Mac had never seen either of my sons except in the photographs I’d had around in the flat. When we three were suddenly confronted in a corridor (I was lost and in the wrong place, Rowan was berating me), the encounter felt momentous. Luckily the corridor wasn’t busy. Mac seized me by the elbows, almost accusing me (‘Where have you been?’), and I was aware of Rowan transferring his resentment on to the stranger. I think Mac was surprised by Rowan in the flesh; I don’t think he’d taken in from the photographs how dark-skinned he was, or how striking. I loved seeing other people respond to his beauty — the skinny lithe length of him, the spatter of freckles of darker pigment across his nose, long hollow cheeks, lashes clotted as densely black as paint. He didn’t look like my child. I explained about our appointment and that we were lost; Mac said he was just visiting. He and Rowan stared at each other, calculating. I could hardly take Mac in, bulky in a beige raincoat with rain splashes on the shoulders, preoccupied and out of place. I had always expected that if I ever bumped into him I would be shocked by how old he was — but actually he seemed unchanged, utterly familiar: his vigour and willpower, the taut thick skin of his forehead and neck. I saw that his round head did sit on his shoulders like a bull’s. He was holding a greengrocer’s paper bag and I guessed he was bringing grapes for someone ill.

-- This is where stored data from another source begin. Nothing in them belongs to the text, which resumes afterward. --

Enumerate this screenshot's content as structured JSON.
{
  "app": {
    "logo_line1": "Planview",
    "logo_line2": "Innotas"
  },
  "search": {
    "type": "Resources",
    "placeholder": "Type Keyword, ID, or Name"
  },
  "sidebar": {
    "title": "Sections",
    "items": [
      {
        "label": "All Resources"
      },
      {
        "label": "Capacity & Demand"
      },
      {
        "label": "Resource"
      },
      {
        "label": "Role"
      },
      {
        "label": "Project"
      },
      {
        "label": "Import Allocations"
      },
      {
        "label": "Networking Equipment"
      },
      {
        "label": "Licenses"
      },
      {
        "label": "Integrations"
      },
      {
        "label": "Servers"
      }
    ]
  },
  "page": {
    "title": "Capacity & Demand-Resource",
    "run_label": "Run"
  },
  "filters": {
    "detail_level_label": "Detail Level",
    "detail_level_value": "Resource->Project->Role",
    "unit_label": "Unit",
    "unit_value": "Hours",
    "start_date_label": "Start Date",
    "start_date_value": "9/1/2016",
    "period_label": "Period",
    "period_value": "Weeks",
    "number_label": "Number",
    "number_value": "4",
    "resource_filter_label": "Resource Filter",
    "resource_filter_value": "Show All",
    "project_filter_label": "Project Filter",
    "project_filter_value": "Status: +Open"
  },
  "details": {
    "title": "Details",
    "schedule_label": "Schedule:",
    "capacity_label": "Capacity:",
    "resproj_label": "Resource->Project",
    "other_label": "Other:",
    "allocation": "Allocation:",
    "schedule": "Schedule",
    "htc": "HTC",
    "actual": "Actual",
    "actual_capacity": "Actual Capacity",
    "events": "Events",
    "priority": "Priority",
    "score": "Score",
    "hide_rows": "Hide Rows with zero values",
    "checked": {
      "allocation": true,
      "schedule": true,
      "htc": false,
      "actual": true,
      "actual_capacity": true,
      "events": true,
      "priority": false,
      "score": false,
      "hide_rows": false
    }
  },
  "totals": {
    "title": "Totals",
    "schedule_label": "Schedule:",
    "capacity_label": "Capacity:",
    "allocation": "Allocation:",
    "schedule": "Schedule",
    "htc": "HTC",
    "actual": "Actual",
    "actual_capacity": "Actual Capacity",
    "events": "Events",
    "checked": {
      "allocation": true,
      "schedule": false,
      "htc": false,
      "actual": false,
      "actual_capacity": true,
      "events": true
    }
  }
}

I thought all of a sudden that it must be Barbara who was ill, she must be dying. Perhaps that was why he’d come looking for me at Fred’s, why he was holding my arms now so tightly, as if I might try to escape. But Barbara was fine, Mac said. He realised his grip was embarrassing me and let go. At least, she was fine as far as he knew. He was visiting a nice chap who worked for him and had had an operation on a duodenal ulcer.

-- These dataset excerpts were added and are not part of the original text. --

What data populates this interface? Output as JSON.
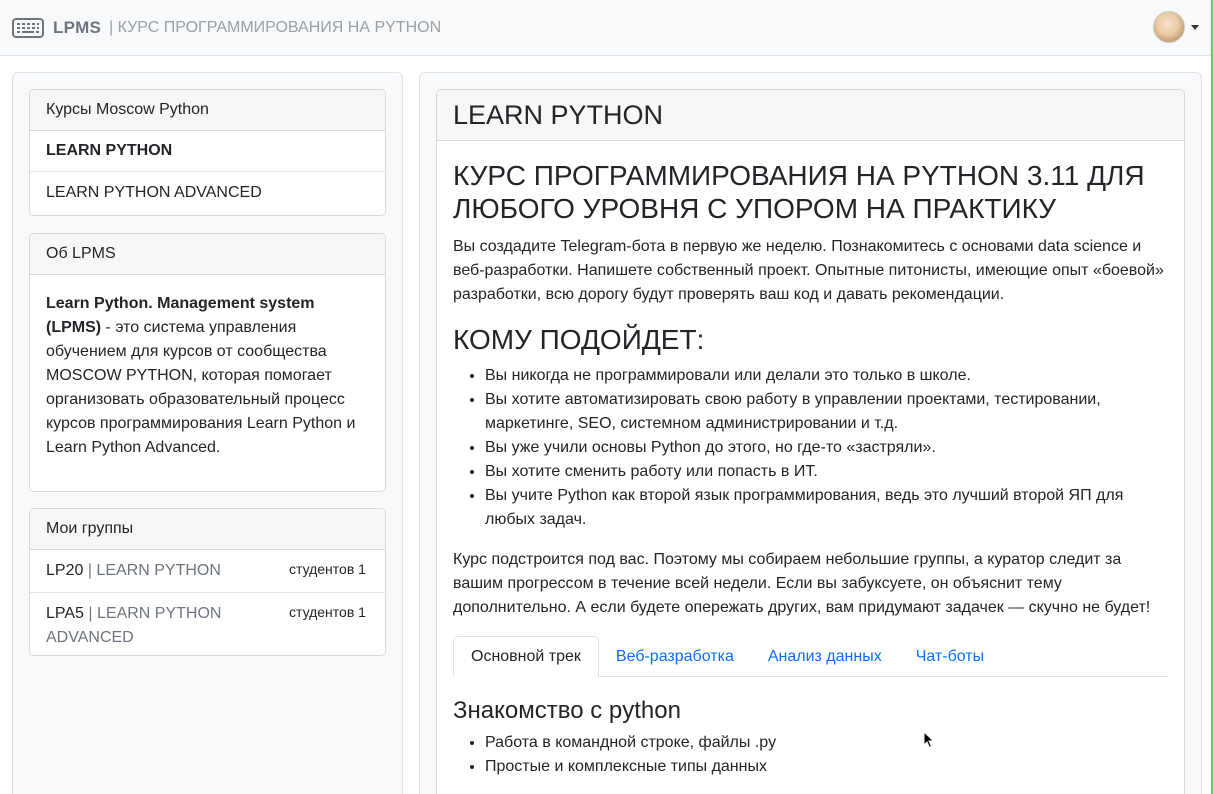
{
  "navbar": {
    "brand": "LPMS",
    "subtitle": "| КУРС ПРОГРАММИРОВАНИЯ НА PYTHON",
    "brand_icon": "keyboard-icon",
    "user_icon": "avatar"
  },
  "courses": {
    "header": "Курсы Moscow Python",
    "items": [
      {
        "label": "LEARN PYTHON",
        "active": true
      },
      {
        "label": "LEARN PYTHON ADVANCED",
        "active": false
      }
    ]
  },
  "about": {
    "header": "Об LPMS",
    "title_bold": "Learn Python. Management system (LPMS)",
    "text": " - это система управления обучением для курсов от сообщества MOSCOW PYTHON, которая помогает организовать образовательный процесс курсов программирования Learn Python и Learn Python Advanced."
  },
  "groups": {
    "header": "Мои группы",
    "items": [
      {
        "code": "LP20",
        "sep": " | ",
        "course": "LEARN PYTHON",
        "count": "студентов 1"
      },
      {
        "code": "LPA5",
        "sep": " | ",
        "course": "LEARN PYTHON ADVANCED",
        "count": "студентов 1"
      }
    ]
  },
  "main": {
    "header": "LEARN PYTHON",
    "title": "КУРС ПРОГРАММИРОВАНИЯ НА PYTHON 3.11 ДЛЯ ЛЮБОГО УРОВНЯ С УПОРОМ НА ПРАКТИКУ",
    "intro": "Вы создадите Telegram-бота в первую же неделю. Познакомитесь с основами data science и веб-разработки. Напишете собственный проект. Опытные питонисты, имеющие опыт «боевой» разработки, всю дорогу будут проверять ваш код и давать рекомендации.",
    "who_title": "КОМУ ПОДОЙДЕТ:",
    "who": [
      "Вы никогда не программировали или делали это только в школе.",
      "Вы хотите автоматизировать свою работу в управлении проектами, тестировании, маркетинге, SEO, системном администрировании и т.д.",
      "Вы уже учили основы Python до этого, но где-то «застряли».",
      "Вы хотите сменить работу или попасть в ИТ.",
      "Вы учите Python как второй язык программирования, ведь это лучший второй ЯП для любых задач."
    ],
    "adapt": "Курс подстроится под вас. Поэтому мы собираем небольшие группы, а куратор следит за вашим прогрессом в течение всей недели. Если вы забуксуете, он объяснит тему дополнительно. А если будете опережать других, вам придумают задачек — скучно не будет!",
    "tabs": [
      {
        "label": "Основной трек",
        "active": true
      },
      {
        "label": "Веб-разработка",
        "active": false
      },
      {
        "label": "Анализ данных",
        "active": false
      },
      {
        "label": "Чат-боты",
        "active": false
      }
    ],
    "section_title": "Знакомство с python",
    "topics": [
      "Работа в командной строке, файлы .py",
      "Простые и комплексные типы данных"
    ]
  }
}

— What d’you mean, I said, — as far as you know?

— Come on, Mum, Rowan insisted.

Mac explained that Barbara had left him. She had found out about certain things — here he glanced severely at Rowan, cutting him out — and when she confronted him and he told her the whole truth, she’d gone. (She’d found, he told me later, a forgotten leaflet from the gallery at the bottom of his sock drawer, with my name written on it. — Something was funny, she’d said. — Because you’ve never liked that painting.) Mac had tried to reason with her — she’d been adamant. (Apparently Barbara had asked him whether he still felt anything for me, and when he had reflected, he’d said that he did, he loved me.) This had all happened a few months ago, and he’d been looking for me ever since.

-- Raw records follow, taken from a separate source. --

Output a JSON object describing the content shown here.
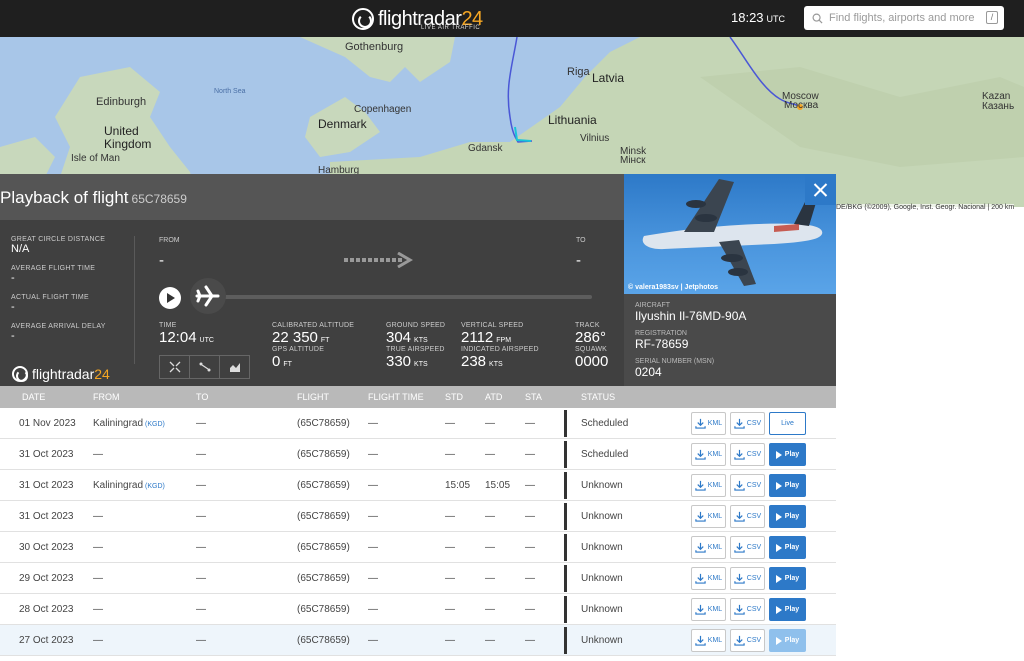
{
  "header": {
    "logo_text": "flightradar",
    "logo_num": "24",
    "logo_sub": "LIVE AIR TRAFFIC",
    "time": "18:23",
    "time_zone": "UTC",
    "search_placeholder": "Find flights, airports and more",
    "search_shortcut": "/"
  },
  "map": {
    "labels": [
      "Gothenburg",
      "Riga",
      "Latvia",
      "Edinburgh",
      "North Sea",
      "Denmark",
      "Copenhagen",
      "United Kingdom",
      "Isle of Man",
      "Lithuania",
      "Vilnius",
      "Gdansk",
      "Minsk",
      "Hamburg",
      "Moscow",
      "Москва",
      "Kazan",
      "Казань",
      "Мінск"
    ],
    "attribution": "DE/BKG (©2009), Google, Inst. Geogr. Nacional | 200 km"
  },
  "panel": {
    "title": "Playback of flight",
    "flight_id": "65C78659",
    "stats": [
      {
        "label": "GREAT CIRCLE DISTANCE",
        "value": "N/A"
      },
      {
        "label": "AVERAGE FLIGHT TIME",
        "value": "-"
      },
      {
        "label": "ACTUAL FLIGHT TIME",
        "value": "-"
      },
      {
        "label": "AVERAGE ARRIVAL DELAY",
        "value": "-"
      }
    ],
    "from_label": "FROM",
    "from_value": "-",
    "to_label": "TO",
    "to_value": "-",
    "playback_progress": 0,
    "telemetry": {
      "time_label": "TIME",
      "time_value": "12:04",
      "time_unit": "UTC",
      "cal_alt_label": "CALIBRATED ALTITUDE",
      "cal_alt_value": "22 350",
      "cal_alt_unit": "FT",
      "gps_alt_label": "GPS ALTITUDE",
      "gps_alt_value": "0",
      "gps_alt_unit": "FT",
      "gs_label": "GROUND SPEED",
      "gs_value": "304",
      "gs_unit": "KTS",
      "tas_label": "TRUE AIRSPEED",
      "tas_value": "330",
      "tas_unit": "KTS",
      "vs_label": "VERTICAL SPEED",
      "vs_value": "2112",
      "vs_unit": "FPM",
      "ias_label": "INDICATED AIRSPEED",
      "ias_value": "238",
      "ias_unit": "KTS",
      "track_label": "TRACK",
      "track_value": "286°",
      "squawk_label": "SQUAWK",
      "squawk_value": "0000"
    },
    "photo_credit": "© valera1983sv | Jetphotos",
    "aircraft_label": "AIRCRAFT",
    "aircraft_value": "Ilyushin Il-76MD-90A",
    "registration_label": "REGISTRATION",
    "registration_value": "RF-78659",
    "serial_label": "SERIAL NUMBER (MSN)",
    "serial_value": "0204"
  },
  "table": {
    "headers": [
      "DATE",
      "FROM",
      "TO",
      "FLIGHT",
      "FLIGHT TIME",
      "STD",
      "ATD",
      "STA",
      "STATUS"
    ],
    "kml_label": "KML",
    "csv_label": "CSV",
    "rows": [
      {
        "date": "01 Nov 2023",
        "from": "Kaliningrad",
        "from_iata": "(KGD)",
        "to": "—",
        "flight": "(65C78659)",
        "flight_time": "—",
        "std": "—",
        "atd": "—",
        "sta": "—",
        "status": "Scheduled",
        "action": "Live"
      },
      {
        "date": "31 Oct 2023",
        "from": "—",
        "from_iata": "",
        "to": "—",
        "flight": "(65C78659)",
        "flight_time": "—",
        "std": "—",
        "atd": "—",
        "sta": "—",
        "status": "Scheduled",
        "action": "Play"
      },
      {
        "date": "31 Oct 2023",
        "from": "Kaliningrad",
        "from_iata": "(KGD)",
        "to": "—",
        "flight": "(65C78659)",
        "flight_time": "—",
        "std": "15:05",
        "atd": "15:05",
        "sta": "—",
        "status": "Unknown",
        "action": "Play"
      },
      {
        "date": "31 Oct 2023",
        "from": "—",
        "from_iata": "",
        "to": "—",
        "flight": "(65C78659)",
        "flight_time": "—",
        "std": "—",
        "atd": "—",
        "sta": "—",
        "status": "Unknown",
        "action": "Play"
      },
      {
        "date": "30 Oct 2023",
        "from": "—",
        "from_iata": "",
        "to": "—",
        "flight": "(65C78659)",
        "flight_time": "—",
        "std": "—",
        "atd": "—",
        "sta": "—",
        "status": "Unknown",
        "action": "Play"
      },
      {
        "date": "29 Oct 2023",
        "from": "—",
        "from_iata": "",
        "to": "—",
        "flight": "(65C78659)",
        "flight_time": "—",
        "std": "—",
        "atd": "—",
        "sta": "—",
        "status": "Unknown",
        "action": "Play"
      },
      {
        "date": "28 Oct 2023",
        "from": "—",
        "from_iata": "",
        "to": "—",
        "flight": "(65C78659)",
        "flight_time": "—",
        "std": "—",
        "atd": "—",
        "sta": "—",
        "status": "Unknown",
        "action": "Play"
      },
      {
        "date": "27 Oct 2023",
        "from": "—",
        "from_iata": "",
        "to": "—",
        "flight": "(65C78659)",
        "flight_time": "—",
        "std": "—",
        "atd": "—",
        "sta": "—",
        "status": "Unknown",
        "action": "Play"
      }
    ]
  },
  "colors": {
    "accent": "#2d79c8",
    "brand_orange": "#f5a623",
    "panel": "#404040",
    "topbar": "#1f1f1f"
  }
}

— The axle has broken that keeps the stars, he said. — And all that.

But I had forgotten the Yeats poem and didn’t know at first what he was talking about. Anyway, now he’d found me, he wasn’t going to let me go again without a struggle — unless I told him where I lived, that is. Though probably he was too late, I’d made arrangements with someone else, hadn’t I, by now? I said I hadn’t. I asked about his daughters and he said one was married, the other at the Royal College of Music. We stood smiling at each other then (and he reached out to hold me by the elbow again) in the blandly lit pastel-painted corridor with its signs pointing to rheumatology and cardiology and the renal unit, its sickly suspect smell of antisepsis and hospital food; we moved aside for a nurse pushing a trolley of drugs. Rowan was tugging at my arm, dragging me away. I scrabbled in my pocket for a pen, I wrote down my telephone number on Mac’s paper bag. Our luck — it was luck, wasn’t it? we scarcely knew what to call it yet — seemed a vivid improbable hopeful flare against this background of subdued suffering, shut away behind the hospital walls.